Move everything into type legalization lowering.

delena added inline comments.May 14 2018, 1:55 PM
lib/Target/X86/X86ISelLowering.cpp
16065

This case is the same for SINT and UINT. May be put them in a function?

25275

VecVT = MVT::getVectorVT(VT, NumElts);

25279

Why do you need to insert into zero vector? Can you insert to undef?

test/CodeGen/X86/scalar-fp-to-i64.ll
541

Can the memory operand be folded here?
VCVTTPD2UQQ ymm1 {k1}{z},ymm2/m256/m64bcst

craig.topper added inline comments.May 14 2018, 2:49 PM
lib/Target/X86/X86ISelLowering.cpp
25279

I think so. I asked the same question before I commandeered it. It's probably no worse than the widening with undef we do for v2f32 legalization.

test/CodeGen/X86/scalar-fp-to-i64.ll
541

We'd have to detect the load and the possibilty of folding it during this lowering code. Or we'd have to use undef for the upper elts and add a DAG combine to turn insert into undef into a broadcast if its foldable.

Create helper function to share between SINT_TO_FP and UINT_TO_FP. Use scalar_to_vector instead of inserting into a zero vector.

delena accepted this revision.May 14 2018, 10:58 PM

Or we'd have to use undef for the upper elts and add a DAG combine to turn insert into undef into a broadcast if its foldable.

I think it is simpler than load folding in td. You can open a bugzilla ticket for possible optimization.

This revision is now accepted and ready to land.May 14 2018, 10:58 PM
RKSimon added inline comments.May 15 2018, 2:01 AM
lib/Target/X86/X86ISelLowering.cpp
25279

In the original patch I was just trying to be very sure there wasn't anything in the other source elements that could cause fp exceptions/overflow flags etc.

Could you please add full context to the patch, Craig?

lib/Target/X86/X86ISelLowering.cpp
16048

I suspect we also want to use this vector sequence for unsigned i64 conventions on 64-bit.

25279

I think the only possible side effect from the other source element being undef is raising "inexact". Do we care?

Thanks, Craig.

lib/Target/X86/X86ISelLowering.cpp
25279

Forget what I wrote. I was thinking of the INT-->FP case.
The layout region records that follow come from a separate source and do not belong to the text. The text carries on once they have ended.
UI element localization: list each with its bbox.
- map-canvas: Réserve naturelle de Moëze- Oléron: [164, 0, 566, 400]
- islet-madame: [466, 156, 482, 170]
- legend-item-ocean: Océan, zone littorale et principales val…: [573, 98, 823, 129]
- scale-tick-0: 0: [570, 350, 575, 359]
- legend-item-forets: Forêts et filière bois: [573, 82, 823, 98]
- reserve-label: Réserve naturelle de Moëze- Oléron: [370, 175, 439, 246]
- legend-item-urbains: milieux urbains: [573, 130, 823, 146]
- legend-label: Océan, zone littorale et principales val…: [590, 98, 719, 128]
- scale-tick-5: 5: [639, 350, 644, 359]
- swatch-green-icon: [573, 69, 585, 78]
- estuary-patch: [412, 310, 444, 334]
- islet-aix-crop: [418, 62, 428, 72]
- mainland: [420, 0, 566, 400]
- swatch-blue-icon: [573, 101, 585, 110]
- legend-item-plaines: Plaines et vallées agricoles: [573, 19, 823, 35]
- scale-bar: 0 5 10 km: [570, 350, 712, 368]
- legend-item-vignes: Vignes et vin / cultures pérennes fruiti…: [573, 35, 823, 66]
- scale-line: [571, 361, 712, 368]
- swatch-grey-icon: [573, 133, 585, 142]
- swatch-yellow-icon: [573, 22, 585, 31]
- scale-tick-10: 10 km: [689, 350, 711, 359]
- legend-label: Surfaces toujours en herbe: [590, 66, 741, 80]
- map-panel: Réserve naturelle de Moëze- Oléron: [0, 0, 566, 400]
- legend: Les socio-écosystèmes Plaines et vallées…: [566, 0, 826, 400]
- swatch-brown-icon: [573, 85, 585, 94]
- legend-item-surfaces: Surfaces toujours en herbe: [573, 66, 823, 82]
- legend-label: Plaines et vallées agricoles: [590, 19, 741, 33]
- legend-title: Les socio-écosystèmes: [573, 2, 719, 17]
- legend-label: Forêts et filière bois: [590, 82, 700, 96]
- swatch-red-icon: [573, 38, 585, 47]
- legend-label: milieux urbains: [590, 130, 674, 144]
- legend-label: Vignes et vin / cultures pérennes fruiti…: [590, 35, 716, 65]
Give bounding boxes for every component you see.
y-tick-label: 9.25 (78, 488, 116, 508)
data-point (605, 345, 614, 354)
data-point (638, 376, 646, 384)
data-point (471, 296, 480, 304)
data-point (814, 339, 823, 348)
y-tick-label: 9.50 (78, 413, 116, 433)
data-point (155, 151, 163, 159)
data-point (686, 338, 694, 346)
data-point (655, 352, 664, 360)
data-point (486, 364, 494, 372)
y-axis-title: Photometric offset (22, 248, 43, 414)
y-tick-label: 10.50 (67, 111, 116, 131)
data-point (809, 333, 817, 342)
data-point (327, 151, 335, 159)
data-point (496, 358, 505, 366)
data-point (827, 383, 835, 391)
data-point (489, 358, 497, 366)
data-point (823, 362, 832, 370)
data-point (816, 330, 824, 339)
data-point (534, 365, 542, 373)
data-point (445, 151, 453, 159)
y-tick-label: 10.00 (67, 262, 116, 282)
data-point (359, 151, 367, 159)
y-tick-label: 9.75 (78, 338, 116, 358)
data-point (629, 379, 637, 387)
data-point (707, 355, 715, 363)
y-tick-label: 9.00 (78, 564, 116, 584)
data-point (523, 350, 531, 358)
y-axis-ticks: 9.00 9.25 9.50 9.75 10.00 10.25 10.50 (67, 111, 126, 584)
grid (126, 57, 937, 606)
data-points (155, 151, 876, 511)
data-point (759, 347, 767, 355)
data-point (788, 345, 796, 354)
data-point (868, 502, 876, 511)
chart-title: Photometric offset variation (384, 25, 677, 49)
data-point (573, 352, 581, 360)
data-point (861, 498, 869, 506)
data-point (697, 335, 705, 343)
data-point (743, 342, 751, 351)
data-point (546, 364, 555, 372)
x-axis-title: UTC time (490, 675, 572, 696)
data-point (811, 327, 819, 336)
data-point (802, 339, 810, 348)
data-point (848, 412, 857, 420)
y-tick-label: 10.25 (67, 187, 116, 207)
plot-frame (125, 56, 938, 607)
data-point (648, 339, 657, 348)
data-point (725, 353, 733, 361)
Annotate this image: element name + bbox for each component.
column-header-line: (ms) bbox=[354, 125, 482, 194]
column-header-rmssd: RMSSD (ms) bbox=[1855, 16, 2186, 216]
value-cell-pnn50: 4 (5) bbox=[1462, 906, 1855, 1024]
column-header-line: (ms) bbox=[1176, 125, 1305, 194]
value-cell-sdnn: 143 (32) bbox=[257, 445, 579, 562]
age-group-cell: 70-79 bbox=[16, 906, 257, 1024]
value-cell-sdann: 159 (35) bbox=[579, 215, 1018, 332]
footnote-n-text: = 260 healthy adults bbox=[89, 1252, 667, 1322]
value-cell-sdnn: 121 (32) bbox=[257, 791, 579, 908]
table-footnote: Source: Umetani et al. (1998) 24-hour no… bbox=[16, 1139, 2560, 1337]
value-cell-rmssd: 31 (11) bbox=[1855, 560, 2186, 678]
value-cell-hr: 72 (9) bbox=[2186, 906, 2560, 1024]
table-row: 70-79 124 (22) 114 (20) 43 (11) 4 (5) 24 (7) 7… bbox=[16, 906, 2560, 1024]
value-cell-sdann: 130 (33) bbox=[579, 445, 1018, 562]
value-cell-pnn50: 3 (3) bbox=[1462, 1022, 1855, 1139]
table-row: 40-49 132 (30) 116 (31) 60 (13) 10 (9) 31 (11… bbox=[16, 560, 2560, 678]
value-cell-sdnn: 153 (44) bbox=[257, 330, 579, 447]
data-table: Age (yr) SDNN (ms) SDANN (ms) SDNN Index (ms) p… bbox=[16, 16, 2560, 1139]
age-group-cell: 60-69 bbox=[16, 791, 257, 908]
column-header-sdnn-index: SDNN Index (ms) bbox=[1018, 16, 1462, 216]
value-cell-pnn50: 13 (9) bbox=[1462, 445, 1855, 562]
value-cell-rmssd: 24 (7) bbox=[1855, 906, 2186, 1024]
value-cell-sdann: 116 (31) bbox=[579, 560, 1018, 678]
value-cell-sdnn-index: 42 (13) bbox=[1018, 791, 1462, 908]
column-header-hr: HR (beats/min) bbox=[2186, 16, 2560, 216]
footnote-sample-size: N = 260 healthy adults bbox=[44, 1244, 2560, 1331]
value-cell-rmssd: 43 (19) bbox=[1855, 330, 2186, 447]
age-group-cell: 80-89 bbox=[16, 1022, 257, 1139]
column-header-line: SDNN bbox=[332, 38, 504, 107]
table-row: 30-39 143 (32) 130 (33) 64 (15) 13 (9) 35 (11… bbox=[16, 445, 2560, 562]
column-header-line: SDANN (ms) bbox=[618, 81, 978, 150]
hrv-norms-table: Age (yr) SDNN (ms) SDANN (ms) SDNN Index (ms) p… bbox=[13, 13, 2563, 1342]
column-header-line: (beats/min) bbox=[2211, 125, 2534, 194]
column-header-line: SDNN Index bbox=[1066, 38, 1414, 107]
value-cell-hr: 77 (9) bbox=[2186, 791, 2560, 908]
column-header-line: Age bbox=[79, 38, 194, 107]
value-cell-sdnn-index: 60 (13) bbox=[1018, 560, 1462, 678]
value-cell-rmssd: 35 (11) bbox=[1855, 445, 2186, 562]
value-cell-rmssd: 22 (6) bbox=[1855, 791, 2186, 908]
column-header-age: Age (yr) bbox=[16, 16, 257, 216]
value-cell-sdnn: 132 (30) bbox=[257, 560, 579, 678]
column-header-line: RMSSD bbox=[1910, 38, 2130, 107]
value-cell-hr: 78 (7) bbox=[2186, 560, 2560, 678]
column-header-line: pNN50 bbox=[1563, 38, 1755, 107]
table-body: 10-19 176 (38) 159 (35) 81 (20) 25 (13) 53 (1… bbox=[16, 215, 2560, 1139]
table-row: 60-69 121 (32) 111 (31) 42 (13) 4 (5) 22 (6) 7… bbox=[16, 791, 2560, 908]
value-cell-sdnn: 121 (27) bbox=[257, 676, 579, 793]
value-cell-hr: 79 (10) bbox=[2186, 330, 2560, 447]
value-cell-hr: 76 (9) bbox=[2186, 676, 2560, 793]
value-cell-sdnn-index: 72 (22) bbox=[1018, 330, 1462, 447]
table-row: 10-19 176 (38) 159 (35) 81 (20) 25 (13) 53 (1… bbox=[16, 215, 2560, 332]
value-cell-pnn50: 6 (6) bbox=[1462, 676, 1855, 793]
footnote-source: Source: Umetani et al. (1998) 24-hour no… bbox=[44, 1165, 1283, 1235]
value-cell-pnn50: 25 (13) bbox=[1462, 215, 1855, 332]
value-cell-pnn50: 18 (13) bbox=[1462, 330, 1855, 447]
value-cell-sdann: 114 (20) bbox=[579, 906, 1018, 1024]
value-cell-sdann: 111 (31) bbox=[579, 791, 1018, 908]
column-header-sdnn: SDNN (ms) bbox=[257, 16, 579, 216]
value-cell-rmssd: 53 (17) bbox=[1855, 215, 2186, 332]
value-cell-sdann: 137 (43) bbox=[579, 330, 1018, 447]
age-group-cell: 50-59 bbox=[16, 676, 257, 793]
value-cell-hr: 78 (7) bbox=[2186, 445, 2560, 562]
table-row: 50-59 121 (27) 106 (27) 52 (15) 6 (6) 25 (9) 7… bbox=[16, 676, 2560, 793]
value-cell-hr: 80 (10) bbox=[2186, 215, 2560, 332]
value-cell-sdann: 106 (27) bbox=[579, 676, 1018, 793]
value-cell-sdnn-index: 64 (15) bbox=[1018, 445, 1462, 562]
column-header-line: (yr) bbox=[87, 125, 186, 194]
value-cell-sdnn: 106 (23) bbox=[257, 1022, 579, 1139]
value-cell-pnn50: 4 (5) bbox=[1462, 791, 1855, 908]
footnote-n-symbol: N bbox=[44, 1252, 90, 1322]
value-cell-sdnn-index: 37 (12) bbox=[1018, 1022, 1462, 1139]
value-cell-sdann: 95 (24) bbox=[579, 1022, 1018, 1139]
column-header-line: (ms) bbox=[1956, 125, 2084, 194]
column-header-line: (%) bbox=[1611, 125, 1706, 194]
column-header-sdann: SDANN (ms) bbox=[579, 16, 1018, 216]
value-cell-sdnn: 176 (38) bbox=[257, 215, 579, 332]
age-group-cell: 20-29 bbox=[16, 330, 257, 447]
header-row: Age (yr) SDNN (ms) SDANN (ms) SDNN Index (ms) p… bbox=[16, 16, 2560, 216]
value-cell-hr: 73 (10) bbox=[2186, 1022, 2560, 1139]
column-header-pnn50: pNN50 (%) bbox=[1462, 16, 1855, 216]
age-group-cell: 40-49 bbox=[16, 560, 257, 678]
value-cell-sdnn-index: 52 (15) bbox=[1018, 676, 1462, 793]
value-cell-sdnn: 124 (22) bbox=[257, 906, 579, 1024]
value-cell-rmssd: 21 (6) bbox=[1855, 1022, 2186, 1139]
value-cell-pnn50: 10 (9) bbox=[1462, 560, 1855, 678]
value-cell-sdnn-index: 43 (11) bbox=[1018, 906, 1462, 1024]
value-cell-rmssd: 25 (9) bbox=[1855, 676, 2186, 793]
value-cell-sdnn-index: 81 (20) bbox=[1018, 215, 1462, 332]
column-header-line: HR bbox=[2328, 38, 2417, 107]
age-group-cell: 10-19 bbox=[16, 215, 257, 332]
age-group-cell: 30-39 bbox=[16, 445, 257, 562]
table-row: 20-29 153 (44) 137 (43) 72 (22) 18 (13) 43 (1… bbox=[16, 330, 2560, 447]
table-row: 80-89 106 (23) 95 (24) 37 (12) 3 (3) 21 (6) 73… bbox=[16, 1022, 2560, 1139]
For the FP-->INT case, why wouldn't we need to worry about raising spurious exceptions?

Also, I'm probably missing something, but it looks like this code is expected to kick in for both 32-bit and 64-bit and both signed and unsigned FP-->i64. Is that intentional? For the 64-bit signed case, I would think we would prefer CVTTSx2SI.

Use zeros for other elements for fp->int to avoid spurious invalid exceptions. Since these sorts of scalar conversions are common there's a chance someone could notice the spurious exceptions and complain. We seem to have generated the same code in the test cases either way. Since we ultimatley had to load two i32s into an xmm register. We need use a movd/movss that 0 the upper bits anyway.

Also addeded an assert for !Subtarget.is64Bit() to the fp->int conversion. That code is in ReplaceNodeResults is a hook for the type legalizer to legalize the result type so we should only get there when i64 isn't legal.

craig.topper requested review of this revision.May 15 2018, 5:43 PM
DavidKreitzer accepted this revision.May 16 2018, 5:44 AM

Looks good, Craig. And thanks for the explanation on the 64-bit cases. I had forgotten about the VCVTTSx2USI & VCVTUSI2Sx instructions, which we appear to be generating already.

This revision is now accepted and ready to land.May 16 2018, 5:44 AM
RKSimon accepted this revision.May 16 2018, 7:32 AM

LGTM - thanks Craig!

This revision was automatically updated to reflect the committed changes.